Japan observes 15th anniversary of Great East Japan quake and tsunami disasters

Japan observed the 15th anniversary of the Great East Japan Earthquake on March 11.

People offered prayers at 2:46 p.m., the time the magnitude 9.0 temblor struck 15 years ago.

The shaking and ensuing tsunami took the lives of 15,901 people, with 2,519 still missing.

An additional 3,810 people have died from disaster-related causes, including prolonged evacuation.

A total of 23,410 Fukushima residents remain evacuated within and outside the prefecture due to effects of the accident at the Fukushima Daiichi nuclear power plant.

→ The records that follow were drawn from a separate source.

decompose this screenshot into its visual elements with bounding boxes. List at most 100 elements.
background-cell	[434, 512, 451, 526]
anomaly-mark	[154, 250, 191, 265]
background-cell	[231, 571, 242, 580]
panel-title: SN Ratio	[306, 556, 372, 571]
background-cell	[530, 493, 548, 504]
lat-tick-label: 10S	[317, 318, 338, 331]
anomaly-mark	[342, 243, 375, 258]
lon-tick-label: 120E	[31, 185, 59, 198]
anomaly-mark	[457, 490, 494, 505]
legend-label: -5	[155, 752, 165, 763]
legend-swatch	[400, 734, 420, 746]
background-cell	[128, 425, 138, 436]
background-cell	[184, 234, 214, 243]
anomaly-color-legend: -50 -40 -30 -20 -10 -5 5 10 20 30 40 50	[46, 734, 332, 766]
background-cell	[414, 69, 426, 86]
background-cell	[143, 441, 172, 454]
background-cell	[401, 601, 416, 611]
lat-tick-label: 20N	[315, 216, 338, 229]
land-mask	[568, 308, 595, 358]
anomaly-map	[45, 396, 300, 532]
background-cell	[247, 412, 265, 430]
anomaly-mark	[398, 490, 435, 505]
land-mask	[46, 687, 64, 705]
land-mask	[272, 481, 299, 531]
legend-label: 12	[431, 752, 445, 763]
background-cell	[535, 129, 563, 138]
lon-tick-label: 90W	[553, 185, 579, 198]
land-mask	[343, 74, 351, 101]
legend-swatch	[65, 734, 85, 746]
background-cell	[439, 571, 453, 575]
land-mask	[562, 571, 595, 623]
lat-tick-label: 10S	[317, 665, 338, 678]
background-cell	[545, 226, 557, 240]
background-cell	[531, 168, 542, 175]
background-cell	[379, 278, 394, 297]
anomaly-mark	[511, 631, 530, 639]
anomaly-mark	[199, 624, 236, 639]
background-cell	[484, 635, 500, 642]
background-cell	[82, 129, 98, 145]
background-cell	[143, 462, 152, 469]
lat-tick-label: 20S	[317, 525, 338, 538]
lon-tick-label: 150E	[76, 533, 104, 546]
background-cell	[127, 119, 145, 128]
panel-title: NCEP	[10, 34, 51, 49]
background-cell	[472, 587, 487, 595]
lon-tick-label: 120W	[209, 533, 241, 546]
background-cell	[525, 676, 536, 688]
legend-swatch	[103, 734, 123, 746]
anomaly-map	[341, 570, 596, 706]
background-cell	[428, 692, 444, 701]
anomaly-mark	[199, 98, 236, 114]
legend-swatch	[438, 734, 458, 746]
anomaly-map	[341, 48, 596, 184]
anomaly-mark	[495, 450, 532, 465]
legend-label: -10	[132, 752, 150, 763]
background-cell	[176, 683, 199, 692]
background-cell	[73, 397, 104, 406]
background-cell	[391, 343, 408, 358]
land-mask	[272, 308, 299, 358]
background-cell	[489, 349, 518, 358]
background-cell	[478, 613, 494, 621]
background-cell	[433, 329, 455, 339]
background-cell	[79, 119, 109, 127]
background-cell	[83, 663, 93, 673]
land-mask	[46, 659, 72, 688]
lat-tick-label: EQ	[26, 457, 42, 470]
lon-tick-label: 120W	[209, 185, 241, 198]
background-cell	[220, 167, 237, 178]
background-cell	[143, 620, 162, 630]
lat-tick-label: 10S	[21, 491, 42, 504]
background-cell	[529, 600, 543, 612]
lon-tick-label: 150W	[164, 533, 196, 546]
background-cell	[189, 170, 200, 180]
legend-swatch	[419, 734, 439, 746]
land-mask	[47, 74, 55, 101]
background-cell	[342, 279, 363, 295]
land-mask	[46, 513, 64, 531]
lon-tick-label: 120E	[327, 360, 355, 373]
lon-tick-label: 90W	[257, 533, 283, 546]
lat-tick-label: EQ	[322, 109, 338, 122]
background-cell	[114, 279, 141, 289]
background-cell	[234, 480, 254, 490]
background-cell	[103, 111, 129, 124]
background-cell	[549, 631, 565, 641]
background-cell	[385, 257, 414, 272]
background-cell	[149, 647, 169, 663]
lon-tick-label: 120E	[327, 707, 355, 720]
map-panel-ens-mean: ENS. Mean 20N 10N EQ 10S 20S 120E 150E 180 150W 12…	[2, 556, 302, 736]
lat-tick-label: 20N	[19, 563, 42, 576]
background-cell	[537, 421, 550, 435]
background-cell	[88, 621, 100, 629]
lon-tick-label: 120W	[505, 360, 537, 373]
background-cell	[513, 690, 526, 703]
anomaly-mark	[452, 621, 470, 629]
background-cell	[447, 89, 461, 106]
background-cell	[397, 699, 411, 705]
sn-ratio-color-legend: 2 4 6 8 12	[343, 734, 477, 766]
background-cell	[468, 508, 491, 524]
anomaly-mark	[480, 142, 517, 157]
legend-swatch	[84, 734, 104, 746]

In six Fukushima municipalities that have zones where residents have yet to return, the national government is conducting decontamination and infrastructure work, with plans to gradually lift the evacuation orders starting in fiscal 2026 which begins on April 1.

There are 14 million cubic meters of soil removed during decontamination work stored at interim facilities in Fukushima.

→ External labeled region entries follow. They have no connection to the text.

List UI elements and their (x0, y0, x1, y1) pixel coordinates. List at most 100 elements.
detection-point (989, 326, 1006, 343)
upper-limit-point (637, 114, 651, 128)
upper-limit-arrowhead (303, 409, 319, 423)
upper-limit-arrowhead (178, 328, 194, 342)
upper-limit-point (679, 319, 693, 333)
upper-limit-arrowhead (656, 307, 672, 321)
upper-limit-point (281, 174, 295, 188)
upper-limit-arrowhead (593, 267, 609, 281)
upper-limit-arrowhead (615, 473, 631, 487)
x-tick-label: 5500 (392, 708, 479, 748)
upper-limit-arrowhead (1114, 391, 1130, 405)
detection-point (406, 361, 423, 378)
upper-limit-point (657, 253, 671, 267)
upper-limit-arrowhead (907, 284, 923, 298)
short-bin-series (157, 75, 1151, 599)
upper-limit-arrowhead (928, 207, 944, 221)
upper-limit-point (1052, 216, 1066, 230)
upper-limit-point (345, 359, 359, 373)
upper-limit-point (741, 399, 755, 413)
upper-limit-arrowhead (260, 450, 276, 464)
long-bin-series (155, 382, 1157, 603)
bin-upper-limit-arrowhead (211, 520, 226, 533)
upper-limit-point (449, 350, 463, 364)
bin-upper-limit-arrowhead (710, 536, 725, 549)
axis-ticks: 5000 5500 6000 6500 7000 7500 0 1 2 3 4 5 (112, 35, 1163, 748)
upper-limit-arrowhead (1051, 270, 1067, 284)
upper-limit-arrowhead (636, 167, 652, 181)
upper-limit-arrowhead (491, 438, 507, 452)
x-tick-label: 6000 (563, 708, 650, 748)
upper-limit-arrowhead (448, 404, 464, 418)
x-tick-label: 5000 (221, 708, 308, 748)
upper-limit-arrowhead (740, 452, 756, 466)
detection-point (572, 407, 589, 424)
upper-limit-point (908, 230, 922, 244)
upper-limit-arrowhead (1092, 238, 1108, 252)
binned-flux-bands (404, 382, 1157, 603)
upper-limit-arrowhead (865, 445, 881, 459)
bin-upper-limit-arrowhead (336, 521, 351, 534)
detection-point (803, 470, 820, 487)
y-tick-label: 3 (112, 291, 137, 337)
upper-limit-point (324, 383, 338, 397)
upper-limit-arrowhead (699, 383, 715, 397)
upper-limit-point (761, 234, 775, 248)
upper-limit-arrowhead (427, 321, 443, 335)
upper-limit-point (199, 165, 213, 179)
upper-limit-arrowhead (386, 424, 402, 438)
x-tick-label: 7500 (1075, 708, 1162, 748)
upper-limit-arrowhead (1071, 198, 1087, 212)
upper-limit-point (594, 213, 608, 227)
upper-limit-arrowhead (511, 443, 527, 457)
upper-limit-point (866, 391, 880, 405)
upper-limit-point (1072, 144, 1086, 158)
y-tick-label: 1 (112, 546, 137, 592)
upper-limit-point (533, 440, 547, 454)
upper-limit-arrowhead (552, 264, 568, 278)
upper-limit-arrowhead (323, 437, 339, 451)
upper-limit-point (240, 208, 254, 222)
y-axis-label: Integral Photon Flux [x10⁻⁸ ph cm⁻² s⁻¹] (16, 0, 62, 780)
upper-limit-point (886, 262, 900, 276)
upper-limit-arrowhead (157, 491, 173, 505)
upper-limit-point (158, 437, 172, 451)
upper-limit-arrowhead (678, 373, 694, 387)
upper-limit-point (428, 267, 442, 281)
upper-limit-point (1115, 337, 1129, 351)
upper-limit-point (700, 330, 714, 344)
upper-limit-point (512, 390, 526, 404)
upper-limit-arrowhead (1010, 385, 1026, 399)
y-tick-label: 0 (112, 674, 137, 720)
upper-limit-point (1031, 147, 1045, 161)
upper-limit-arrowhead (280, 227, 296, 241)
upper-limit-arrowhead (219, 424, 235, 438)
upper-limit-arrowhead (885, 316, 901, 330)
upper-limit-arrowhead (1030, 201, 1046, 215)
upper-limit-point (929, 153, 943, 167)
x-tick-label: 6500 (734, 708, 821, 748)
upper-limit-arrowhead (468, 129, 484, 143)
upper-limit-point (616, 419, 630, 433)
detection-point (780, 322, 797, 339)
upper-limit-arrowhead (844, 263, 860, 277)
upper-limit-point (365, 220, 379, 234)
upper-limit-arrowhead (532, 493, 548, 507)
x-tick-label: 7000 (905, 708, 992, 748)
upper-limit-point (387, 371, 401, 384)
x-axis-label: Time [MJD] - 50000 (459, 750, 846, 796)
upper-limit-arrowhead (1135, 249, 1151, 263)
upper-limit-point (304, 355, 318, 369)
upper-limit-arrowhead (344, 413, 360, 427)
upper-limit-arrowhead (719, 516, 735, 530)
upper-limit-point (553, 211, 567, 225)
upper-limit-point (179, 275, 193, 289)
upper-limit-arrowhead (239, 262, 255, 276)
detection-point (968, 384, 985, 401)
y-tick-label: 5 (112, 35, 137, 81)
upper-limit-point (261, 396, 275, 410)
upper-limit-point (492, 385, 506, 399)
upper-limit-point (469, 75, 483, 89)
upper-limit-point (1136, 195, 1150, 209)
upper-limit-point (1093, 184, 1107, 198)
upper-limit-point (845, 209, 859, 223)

The soil is set to be disposed of outside the prefecture by 2045.

At Fukushima Daiichi where decommissioning work continues, a combined 1,007 nuclear fuel assemblies remain in the spent fuel pools at Units 1 and 2.

Their removal is scheduled to begin in fiscal 2026.

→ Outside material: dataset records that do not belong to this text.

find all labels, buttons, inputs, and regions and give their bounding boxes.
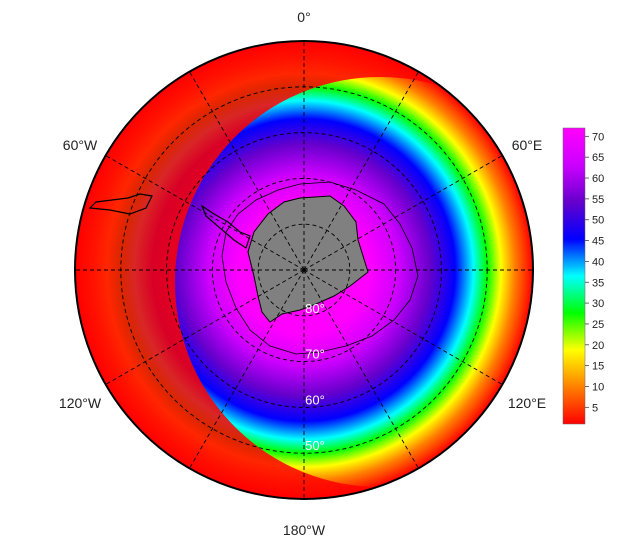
colorbar-tick-label: 35 bbox=[592, 277, 604, 289]
colorbar-tick-label: 50 bbox=[592, 215, 604, 227]
colorbar-tick-label: 45 bbox=[592, 236, 604, 248]
data-field bbox=[75, 41, 533, 499]
colorbar-tick-label: 30 bbox=[592, 298, 604, 310]
antarctic-peninsula bbox=[200, 204, 251, 249]
meridian-line bbox=[189, 269, 305, 469]
colorbar-tick-label: 5 bbox=[592, 402, 598, 414]
latitude-circle-2 bbox=[166, 132, 442, 408]
meridian-line bbox=[105, 155, 305, 271]
lon-label-top: 0° bbox=[297, 9, 310, 25]
meridian-line bbox=[303, 269, 503, 385]
colorbar-tick-label: 10 bbox=[592, 381, 604, 393]
lat-label-60: 60° bbox=[305, 392, 325, 407]
south-america-coast bbox=[88, 193, 153, 215]
lon-label-lower-right: 120°E bbox=[508, 395, 546, 411]
colorbar-tick-label: 25 bbox=[592, 319, 604, 331]
colorbar-ticks: 5 10 15 20 25 30 35 40 45 50 55 60 65 70 bbox=[585, 131, 604, 414]
lon-label-bottom: 180°W bbox=[283, 522, 326, 538]
lat-label-80: 80° bbox=[305, 301, 325, 316]
meridian-line bbox=[303, 71, 419, 271]
meridian-line bbox=[189, 71, 305, 271]
map-border bbox=[74, 40, 534, 500]
graticule bbox=[75, 41, 533, 499]
colorbar-tick-label: 55 bbox=[592, 194, 604, 206]
colorbar-tick-label: 60 bbox=[592, 173, 604, 185]
colorbar: 5 10 15 20 25 30 35 40 45 50 55 60 65 70 bbox=[562, 127, 604, 425]
lon-label-upper-left: 60°W bbox=[63, 137, 98, 153]
lon-label-lower-left: 120°W bbox=[59, 395, 102, 411]
colorbar-tick-label: 15 bbox=[592, 361, 604, 373]
colorbar-tick-label: 40 bbox=[592, 256, 604, 268]
lat-label-70: 70° bbox=[305, 347, 325, 362]
antarctica-landmass bbox=[247, 195, 369, 323]
lat-label-50: 50° bbox=[305, 438, 325, 453]
meridian-line bbox=[303, 155, 503, 271]
ice-shelf-outline bbox=[221, 181, 419, 355]
colorbar-tick-label: 20 bbox=[592, 340, 604, 352]
field-asymmetry bbox=[75, 41, 533, 499]
latitude-labels: 80° 70° 60° 50° bbox=[305, 301, 325, 453]
colorbar-gradient bbox=[562, 127, 586, 425]
colorbar-tick-label: 65 bbox=[592, 152, 604, 164]
meridian-line bbox=[105, 269, 305, 385]
lon-label-upper-right: 60°E bbox=[512, 137, 543, 153]
meridian-line bbox=[303, 269, 419, 469]
colorbar-tick-label: 70 bbox=[592, 131, 604, 143]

In addition, about 880 tons of nuclear fuel debris, or fuel that melted during the accident and later cooled and solidified, remain inside reactors.

So far, only 0.9 grams of the fuel debris has been removed in test operations, and officials are discussing how to remove it on a full scale.

Against this backdrop, TEPCO activated Unit 6 at its Kashiwazaki-Kariwa nuclear power plant in January this year, marking the first time for the company to restart a nuclear reactor since the Fukushima Daiichi accident.